2. Justifies the Father: She feels the evidence is true but feels her father must have justifiable reasons for his actions.
- Who: Most conservative Christians
- Hot Fuzz (2007): Sgt. Butterman finds out his father is a serial killer, he tries to justify him.
- Let The Right One In (2008): Oskar realizes Eli is a vampire but accepts that she needs to kill in order to live.
3. Feels the Father has Changed: She feels the evidence is true but trusts that her father has repented. (See how Yahweh repented after the flood.)
- Who: Some “Dispensational Christians“
- Old School (2003): Marissa knows her husband is a drunk but pretends he has changed (for the majority of the film).
- Halloween (2007) by Rob Zombie: Ismael knows Michael is a psychopath but he wants to believe he’s changed and he’ll take their friendship in consideration and not murder him.
4. Joins the Father: She understands the evidence, she doesn’t care, she turns off her moral judgements and just embraces her father.
- Who: few violent Fundamental Christians, Inquisitionists
- Kick Ass (2010): Hit Girl finds out his dad was never a cop, she doesn’t care and keeps her original vision of him.
- Green Hornet (2011): Britt finds out his dad wasn’t always the ethical man he thought him to be, he understands but strives to become what he symbolized and keeps his original vision of him.
5. Claims Misidentity: She may decide that the stories are about a completely different man and that all the witnesses are making an identity mistake: there is an evil man, but it is not her father
- Who: Marcionism (a Christian sect)
- Star Wars V: The Empire Strikes Back (1980): Luke (son) finds his father is the enemy, denies at all costs. Note: in Return of the Jedi (1983) the father, after all his evil, does one last good deed (saves his son) and confesses his sins just before dying (see #3).
- Invasion of the Body Snatchers (1978): Elizabeth denies her husband has changed and claims he must’ve been abducted and replaced.
6. Refutes the Evidence: The daughter discredits the accounts of the witnesses or realizes their blinding biases and goes with her own personal experiences with her father.
- Who: Many liberal Christians
- Oldboy (2003): Dae-su finds out the woman he’s been sleeping with is actually his long-lost daughter, he goes to a hypnotist to make him forget that fact so he can keep being with her.
- The Forgotten (2004): Telly ignores people telling her she never had a child and keeps her instinct until she finds out she did.
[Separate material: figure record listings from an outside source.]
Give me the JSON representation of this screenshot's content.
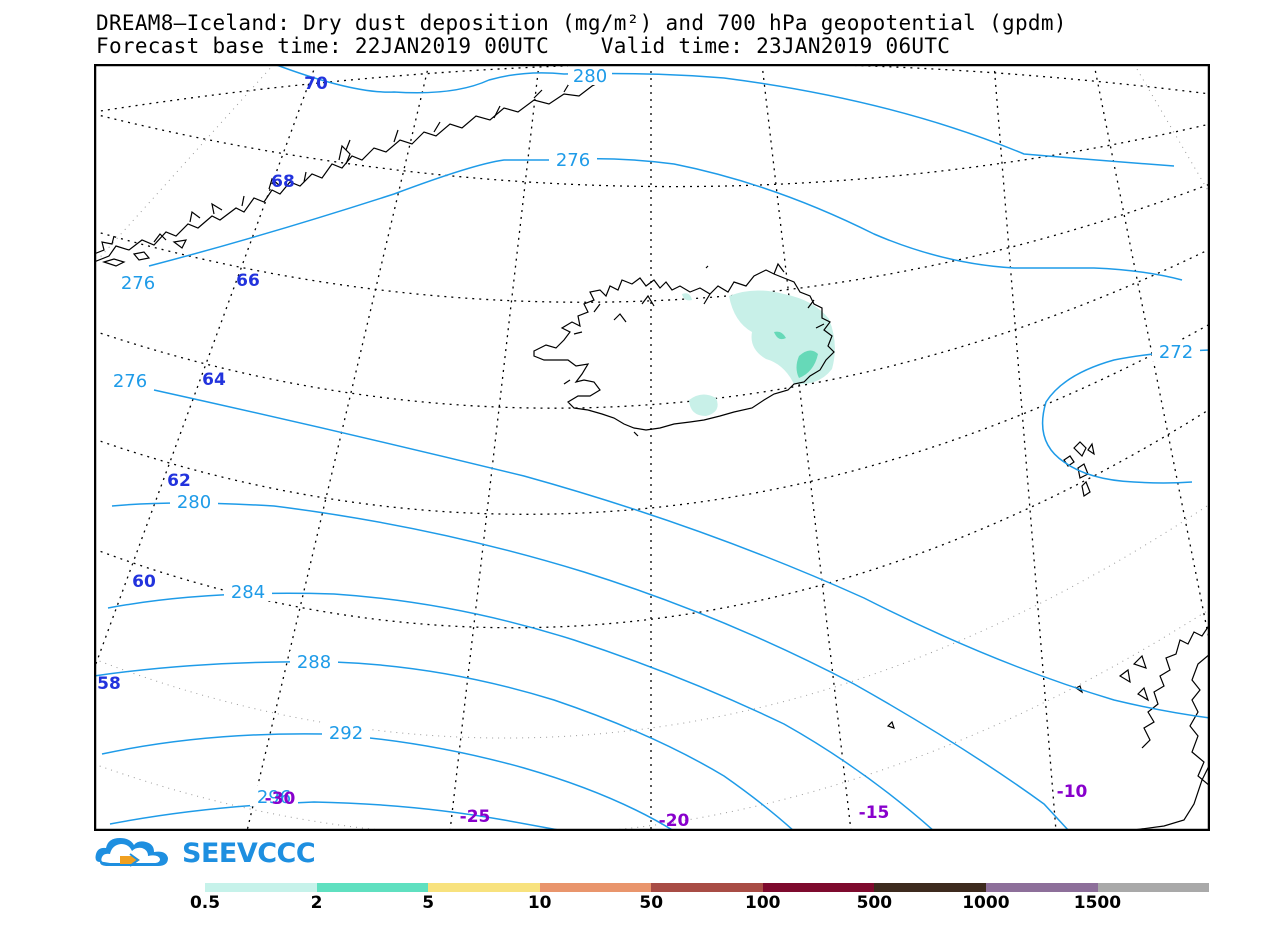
{
  "title_line1": "DREAM8—Iceland: Dry dust deposition (mg/m²) and 700 hPa geopotential (gpdm)",
  "title_line2": "Forecast base time: 22JAN2019 00UTC    Valid time: 23JAN2019 06UTC",
  "logo_text": "SEEVCCC",
  "colors": {
    "contour": "#1e9be8",
    "lat_label": "#2233dd",
    "lon_label": "#8800cc",
    "dust_light": "#c8f0e8",
    "dust_mid": "#66d9b8"
  },
  "contour_labels": [
    "280",
    "276",
    "276",
    "276",
    "272",
    "280",
    "284",
    "288",
    "292",
    "296"
  ],
  "latitude_labels": [
    "70",
    "68",
    "66",
    "64",
    "62",
    "60",
    "58"
  ],
  "longitude_labels": [
    "-30",
    "-25",
    "-20",
    "-15",
    "-10"
  ],
  "legend": {
    "colors": [
      "#c6f2ea",
      "#5fe0c0",
      "#f8e27e",
      "#e9956c",
      "#a84c45",
      "#7e0a2e",
      "#3d2a1e",
      "#8d6f9a",
      "#a9a9a9"
    ],
    "ticks": [
      "0.5",
      "2",
      "5",
      "10",
      "50",
      "100",
      "500",
      "1000",
      "1500"
    ]
  }
}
7. Uses the Father: She recognizes that her father is a horrible person, but she still needs someone to pay her impending college tuition, and so stay on his good side.
- Who: Heaven-Seeking Christians: A Christian who thinks God maybe horribly cruel to nonbelievers, but I wants herself and her loved ones to go to heaven.
- Breaking Bad (2008-13): Father(Walt) turns drug-dealer, wife (Skyler) first rejects, then helps her husband laundry his illegal money for the sake of the family.
Hopefully I have shown how the original scenario is a good analogy to the profound dilemma Christians experience when or if they carefully read about their God of the Old Testament — Yahweh. It is a dilemma because the Christians haven’t experienced a cruel god, instead, they have experienced ‘God’ as loving, forgiving and supportive. None of my Christian friends or acquaintances have experienced their God to be anything like the horrible Jewish Iron-Age-tribal-god Yahweh who would drown all their loved ones (Gen 8), or have a pregnant woman’s abdomen slashed open just because she didn’t believe in him (Hosea 13:16). So after reading all the Old Testament atrocities Christians, just like the girl in our real life story above, must reconcile these two different fathers: a good one and an apparently bad one. The 8 options above are some of the common solutions.
Question for readers:
- Can you think of other solutions with Christian parallels?
- If you are/were a Christian, which technique did/do you use?
- Any movie buffs out there who can you supply more movie titles that examplify any of the solutions I list above?